Sahel : les nouvelles stratégies diplomatiques de l’UE et des États-Unis

Le paysage diplomatique en Afrique de l’Ouest connaît des mutations significatives. Le 25 février, les États-Unis ont scellé un partenariat de cinq ans avec le Burkina Faso, incluant une enveloppe de 147 millions de dollars dédiée à la lutte contre le sida. Parallèlement, Washington a réaffirmé son respect pour la souveraineté du Niger lors d’échanges avec le Premier ministre de transition, Ali Mahamane Zeine.

Du côté européen, Joao Cravinho, l’émissaire de l’Union européenne pour le Sahel, s’est récemment rendu à Bamako. Cette visite intervient dans un contexte de tensions persistantes avec les autorités maliennes. Francis Kpatindé, chercheur à Sciences-Po Paris, décrypte ces nouveaux signaux diplomatiques.

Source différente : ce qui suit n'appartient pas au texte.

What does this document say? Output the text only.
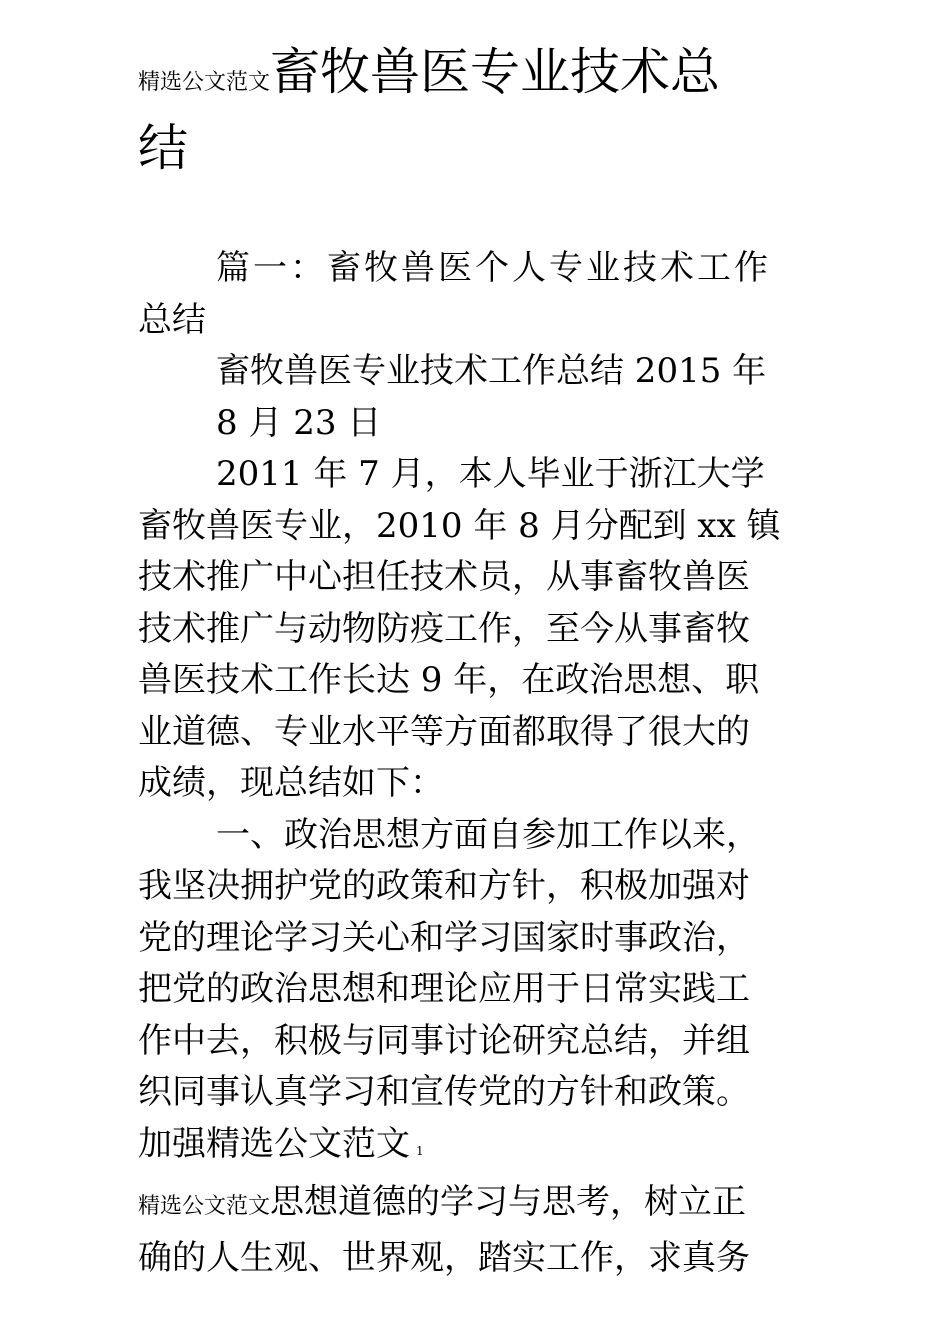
精选公文范文畜牧兽医专业技术总
结
篇一：畜牧兽医个人专业技术工作
总结
畜牧兽医专业技术工作总结 2015 年
8 月 23 日
2011 年 7 月，本人毕业于浙江大学
畜牧兽医专业，2010 年 8 月分配到 xx 镇
技术推广中心担任技术员，从事畜牧兽医
技术推广与动物防疫工作，至今从事畜牧
兽医技术工作长达 9 年，在政治思想、职
业道德、专业水平等方面都取得了很大的
成绩，现总结如下：
一、政治思想方面自参加工作以来，
我坚决拥护党的政策和方针，积极加强对
党的理论学习关心和学习国家时事政治，
把党的政治思想和理论应用于日常实践工
作中去，积极与同事讨论研究总结，并组
织同事认真学习和宣传党的方针和政策。
加强精选公文范文 1
精选公文范文思想道德的学习与思考，树立正
确的人生观、世界观，踏实工作，求真务
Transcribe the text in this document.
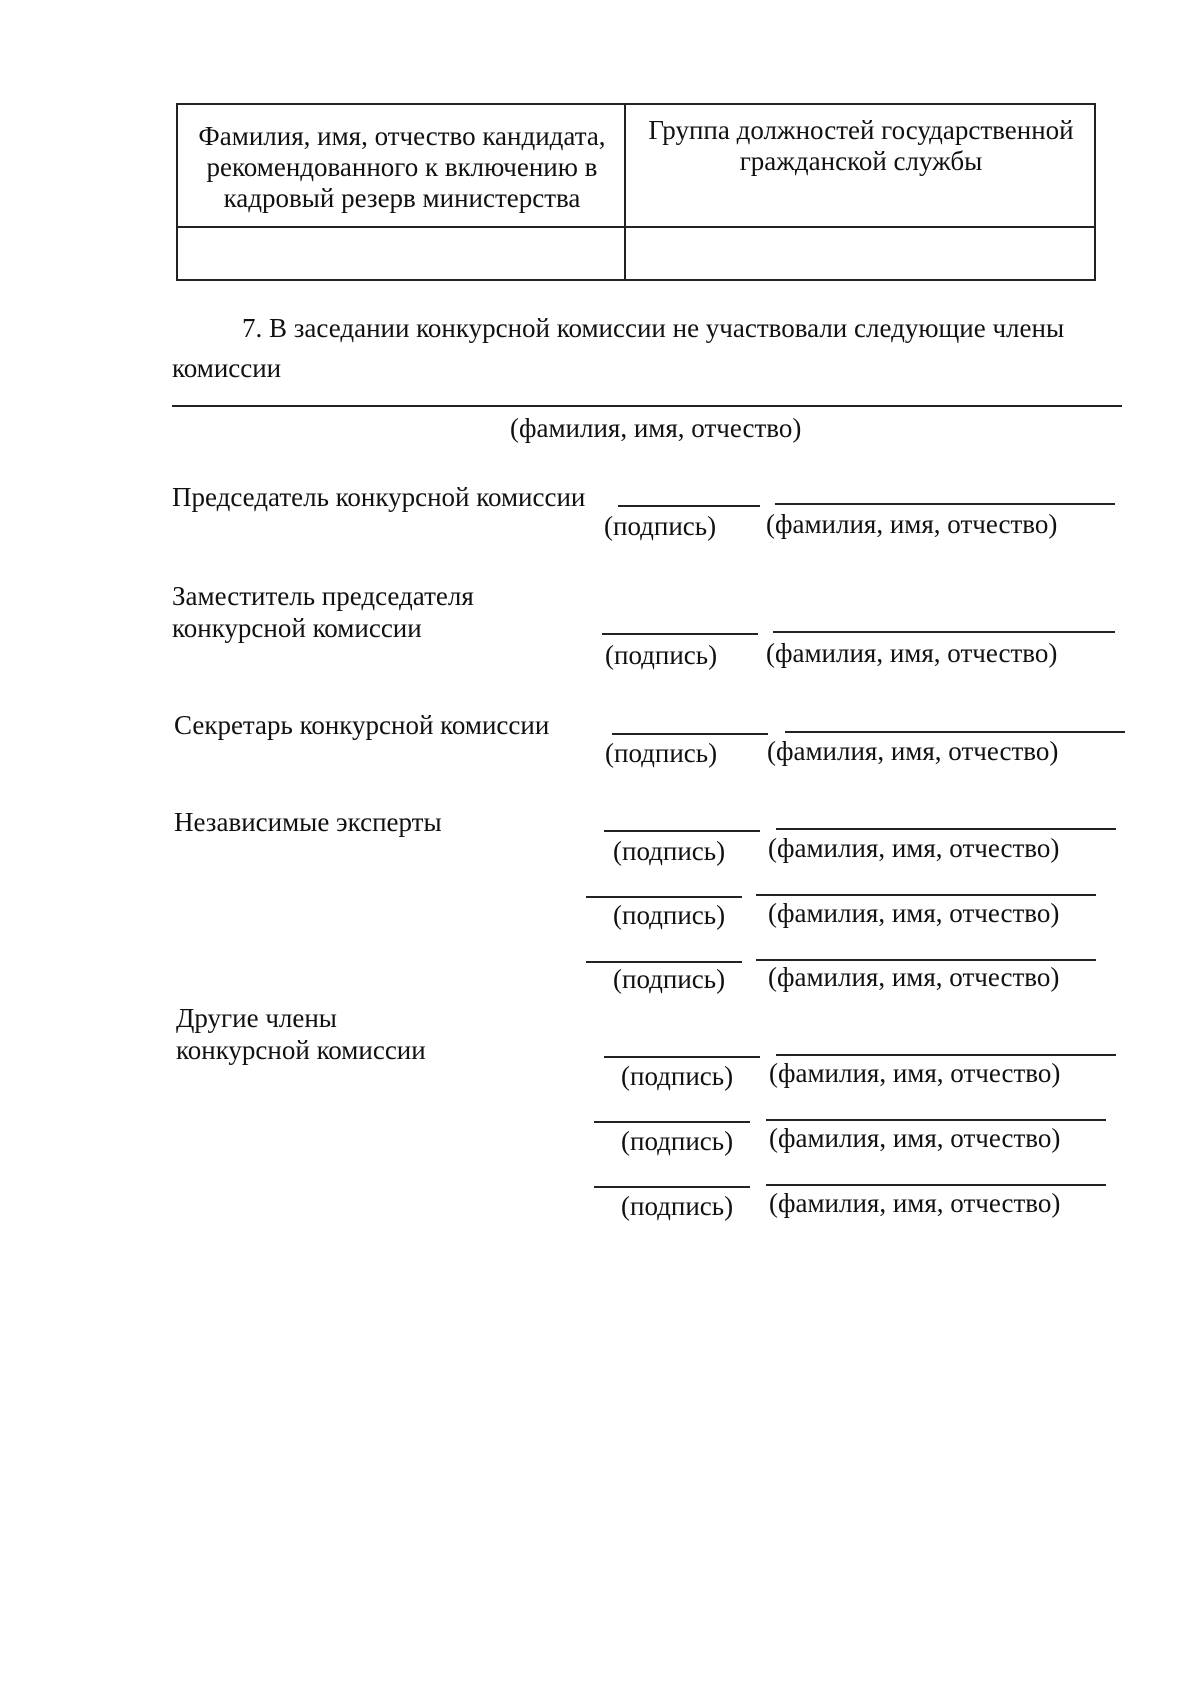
Фамилия, имя, отчество кандидата, рекомендованного к включению в кадровый резерв министерства
Группа должностей государственной гражданской службы
7. В заседании конкурсной комиссии не участвовали следующие члены
комиссии
(фамилия, имя, отчество)
Председатель конкурсной комиссии
(подпись) (фамилия, имя, отчество)
Заместитель председателя
конкурсной комиссии
(подпись) (фамилия, имя, отчество)
Секретарь конкурсной комиссии
(подпись) (фамилия, имя, отчество)
Независимые эксперты
(подпись) (фамилия, имя, отчество)
(подпись) (фамилия, имя, отчество)
(подпись) (фамилия, имя, отчество)
Другие члены
конкурсной комиссии
(подпись) (фамилия, имя, отчество)
(подпись) (фамилия, имя, отчество)
(подпись) (фамилия, имя, отчество)
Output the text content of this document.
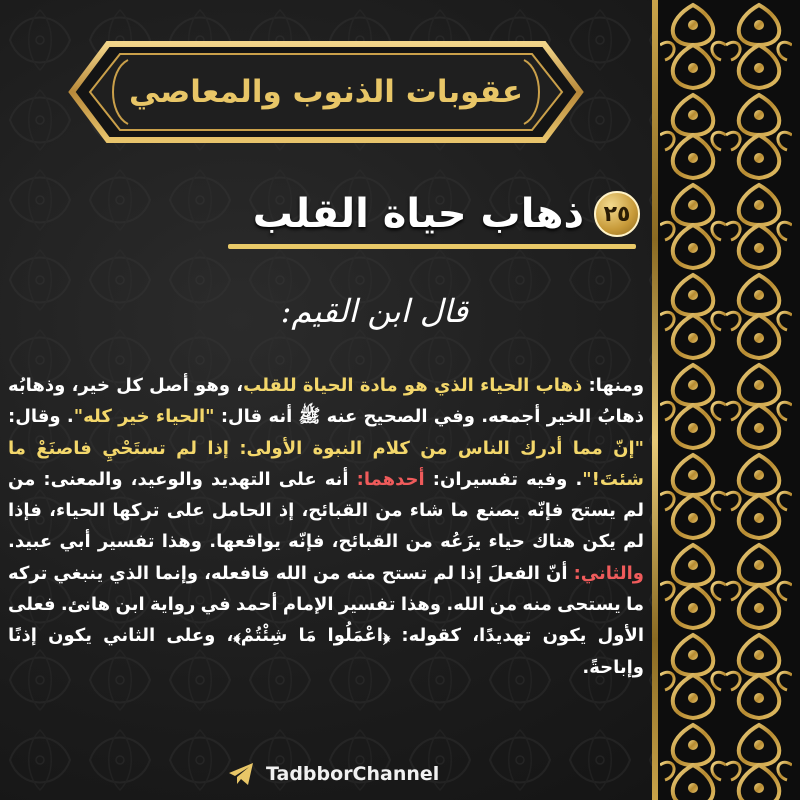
عقوبات الذنوب والمعاصي
٢٥
ذهاب حياة القلب
قال ابن القيم:
ومنها: ذهاب الحياء الذي هو مادة الحياة للقلب، وهو أصل كل خير، وذهابُه ذهابُ الخير أجمعه. وفي الصحيح عنه ﷺ أنه قال: "الحياء خير كله". وقال: "إنّ مما أدرك الناس من كلام النبوة الأولى: إذا لم تستَحْيِ فاصنَعْ ما شئتَ!". وفيه تفسيران: أحدهما: أنه على التهديد والوعيد، والمعنى: من لم يستح فإنّه يصنع ما شاء من القبائح، إذ الحامل على تركها الحياء، فإذا لم يكن هناك حياء يزَعُه من القبائح، فإنّه يواقعها. وهذا تفسير أبي عبيد. والثاني: أنّ الفعلَ إذا لم تستح منه من الله فافعله، وإنما الذي ينبغي تركه ما يستحى منه من الله. وهذا تفسير الإمام أحمد في رواية ابن هانئ. فعلى الأول يكون تهديدًا، كقوله: ﴿اعْمَلُوا مَا شِئْتُمْ﴾، وعلى الثاني يكون إذنًا وإباحةً.
TadbborChannel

​Les dirigeants des pays membres de l'AES à Niamey le 6 juillet 2024

Un frémissement diplomatique plutôt qu’un dégel total

Selon l’expert Francis Kpatindé, il convient de rester mesuré. Bien qu’un certain dynamisme soit perceptible, les relations entre les puissances occidentales et les États du Sahel demeurent complexes. Il ne s’agit pas encore d’un véritable rapprochement, mais plutôt d’une phase d’observation où les liens restent souvent limités ou tendus.

Sécurité, aide humanitaire et enjeux miniers

L’intérêt renouvelé de l’Occident pour le Burkina Faso, le Mali et le Niger s’explique par plusieurs facteurs stratégiques :

  • Coopération ciblée : Des offres de soutien économique et humanitaire, ainsi que des formations militaires pour contrer la menace terroriste et éviter des répercussions sécuritaires globales.
  • Ressources stratégiques : L’uranium du Niger et l’or du Mali et du Burkina Faso constituent des enjeux économiques majeurs que les puissances occidentales ne souhaitent pas délaisser.

Vers une stratégie de « pays par pays »

L’Union européenne semble délaisser sa vision régionale globale pour privilégier des relations bilatérales. Dans ce schéma, l’Allemagne parvient à maintenir des rapports constructifs avec plusieurs capitales sahéliennes, refusant de s’aligner systématiquement sur la position de la France.

Cette approche fragmentée permet également à Paris, ancienne puissance de tutelle, de conserver des canaux de discussion indirects. En s’appuyant sur la présence de pays comme la Hongrie ou l’Allemagne, la France peut ainsi maintenir des passerelles diplomatiques minimales avec les membres de l’AES.